By Mark Alpert
I just finished an amazing novel that was published last year, Billy Lynn’s Long Halftime Walk by Ben Fountain. It’s set in the not-too-distant past of the Bush era, when the war in Iraq was raging and the airwaves in America were full of over-the-top patriotic extravaganzas. The U.S. Army has organized a Victory Tour for a squad of infantrymen whose combat heroics were caught on video and broadcast on the evening news, making instant celebrities out of the young, rowdy soldiers. Billy Lynn is the baby of the squad, a 19-year-old who won the Silver Star for his valor during the firefight but can barely remember what happened. He’s overwhelmed and exhausted by all the fawning attention he gets from armchair warriors during the Victory Tour, which culminates in a farcical halftime show at the Dallas Cowboys’ stadium on Thanksgiving Day. And he even toys with the idea of deserting, because the Army is planning to send him and his fellow grunts right back to Iraq as soon as the football game is over.
Billy went to Stovall, to the three-bedroom, two-bath brick ranch house on Cisco Street with sturdy access ramps front and back for his father’s wheelchair, a dark purple motorized job with fat whitewalls and an American flag decal stuck to the back. “The Beast,” Billy’s sister Kathryn called it, a flanged and humpbacked ride with all the grace of a tar cooker or giant dung beetle. “Damn thing gives me the willies,” she confessed to Billy, and Ray’s aggressive style of driving did in fact seem to strive for maximum creep effect. Whhhhhhhiiiiirrrrrrr, he buzzed to the kitchen for his morning coffee, then whhhhhhhiiiiirrrrrrr into the den for the day’s first hit of nicotine and Fox News, then whhhhhhhiiiiirrrrrrr back to the kitchen for his breakfast, whhhhhhhiiiiirrrrrrrto the bathroom, whhhhhhhiiiiirrrrrrrto the den and the blathering TV, whhhhhhhiiiiirrrrrrr, whhhhhhhiiiiirrrrrrr, whhhhhhhiiiiirrrrrrr, he jammed the joystick so hard around its vulcanized socket that the motor keened like a tattoo drill, the piercing eeeeeeennnnnhhhhhh contrapuntaling off the baseline whhhhhhhiiiiirrrrrrr to capture in sound, in stereophonic chorus no less, the very essence of the man’s personality. “He’s an asshole,” Kathryn said.

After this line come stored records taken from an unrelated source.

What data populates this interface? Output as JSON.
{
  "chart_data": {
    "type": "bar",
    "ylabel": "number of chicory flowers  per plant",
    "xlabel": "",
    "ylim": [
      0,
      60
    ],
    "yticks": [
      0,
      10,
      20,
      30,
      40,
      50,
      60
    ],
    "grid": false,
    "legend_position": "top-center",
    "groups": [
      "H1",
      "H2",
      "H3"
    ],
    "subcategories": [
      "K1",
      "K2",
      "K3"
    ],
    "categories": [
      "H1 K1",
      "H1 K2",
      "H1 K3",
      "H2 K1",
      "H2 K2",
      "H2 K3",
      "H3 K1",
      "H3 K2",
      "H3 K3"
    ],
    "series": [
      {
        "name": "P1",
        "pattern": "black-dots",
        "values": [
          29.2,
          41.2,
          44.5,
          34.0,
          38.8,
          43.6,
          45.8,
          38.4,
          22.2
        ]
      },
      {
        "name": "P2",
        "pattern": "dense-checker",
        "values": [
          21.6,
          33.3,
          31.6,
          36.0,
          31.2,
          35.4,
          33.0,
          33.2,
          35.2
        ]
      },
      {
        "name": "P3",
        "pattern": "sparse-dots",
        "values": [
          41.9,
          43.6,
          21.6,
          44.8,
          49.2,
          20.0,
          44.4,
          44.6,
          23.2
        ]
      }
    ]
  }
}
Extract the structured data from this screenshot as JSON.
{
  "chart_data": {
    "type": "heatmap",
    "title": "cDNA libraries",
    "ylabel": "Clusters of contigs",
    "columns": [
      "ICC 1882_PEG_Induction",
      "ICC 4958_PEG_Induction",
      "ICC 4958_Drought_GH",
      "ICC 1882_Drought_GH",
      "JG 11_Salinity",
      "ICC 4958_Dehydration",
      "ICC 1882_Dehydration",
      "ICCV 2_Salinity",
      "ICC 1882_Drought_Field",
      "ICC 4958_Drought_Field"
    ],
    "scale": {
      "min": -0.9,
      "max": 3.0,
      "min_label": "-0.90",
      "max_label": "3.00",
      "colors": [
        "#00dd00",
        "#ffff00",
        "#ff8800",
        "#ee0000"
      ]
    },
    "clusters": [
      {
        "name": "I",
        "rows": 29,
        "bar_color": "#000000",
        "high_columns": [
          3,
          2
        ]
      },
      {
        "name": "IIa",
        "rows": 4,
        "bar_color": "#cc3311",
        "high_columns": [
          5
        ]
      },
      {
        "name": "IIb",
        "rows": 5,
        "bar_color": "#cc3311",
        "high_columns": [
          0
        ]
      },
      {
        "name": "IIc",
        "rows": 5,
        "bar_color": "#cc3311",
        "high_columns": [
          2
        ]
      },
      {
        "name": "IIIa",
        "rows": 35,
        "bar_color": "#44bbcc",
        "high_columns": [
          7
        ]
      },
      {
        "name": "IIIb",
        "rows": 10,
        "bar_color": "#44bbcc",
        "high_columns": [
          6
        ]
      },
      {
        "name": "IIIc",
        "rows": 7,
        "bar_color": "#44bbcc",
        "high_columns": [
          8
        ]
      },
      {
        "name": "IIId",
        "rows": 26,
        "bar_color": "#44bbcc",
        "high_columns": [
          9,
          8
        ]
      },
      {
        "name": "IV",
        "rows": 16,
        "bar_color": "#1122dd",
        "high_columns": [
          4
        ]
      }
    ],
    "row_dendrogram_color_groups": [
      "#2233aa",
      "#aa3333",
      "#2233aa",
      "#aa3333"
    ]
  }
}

The novel is also brilliantly structured. It starts with the limo ride to the Cowboys stadium a couple of hours before kickoff and ends with the same limo picking up the soldiers after the game. In between we get to see the football players suiting up in the locker room, the team owner’s luxurious suite, the equipment room, the drunken fans, and of course the fabulous Cowboys cheerleaders. There are some flashbacks, but not too many. The only really extended one is the description of Billy’s depressing homecoming. I was expecting the author to eventually describe the heroic deeds of the infantrymen in the firefight in Iraq, but that expected flashback never arrives. We just get a few bits and pieces of it: Billy’s despair as one of his comrades dies in his lap, his sergeant’s pride in Billy’s heroism (expressed, jarringly, as a painful kiss after the battle). The omission is disappointing in a way — we want to know what happened there! — but it fits with the theme of the novel. The soldiers themselves don’t want to think about what happened. And when the fawning armchair warriors bombard them with thoughtless questions, asking them what they felt during the firefight, the grunts can’t respond. If you weren’t there, you can never really understand.
“Oh, ma’am, don’t worry about him,” Crack assures her. “We’re infantry, that’s kind of like being a dog or a mule, we’re too dumb to mind the weather. He’s fine, believe me, he don’t feel a thing.”
“No ma’am,” Mango chimes in. “We punch him every once in a while to keep his blood moving. See, like this.” He delivers a sharp whack to Lodis’s bicep. Lodis snarls and throws out his arms, but his eyes never open.
In short, I urge you to read this novel. There’s no better way to learn how to write fiction.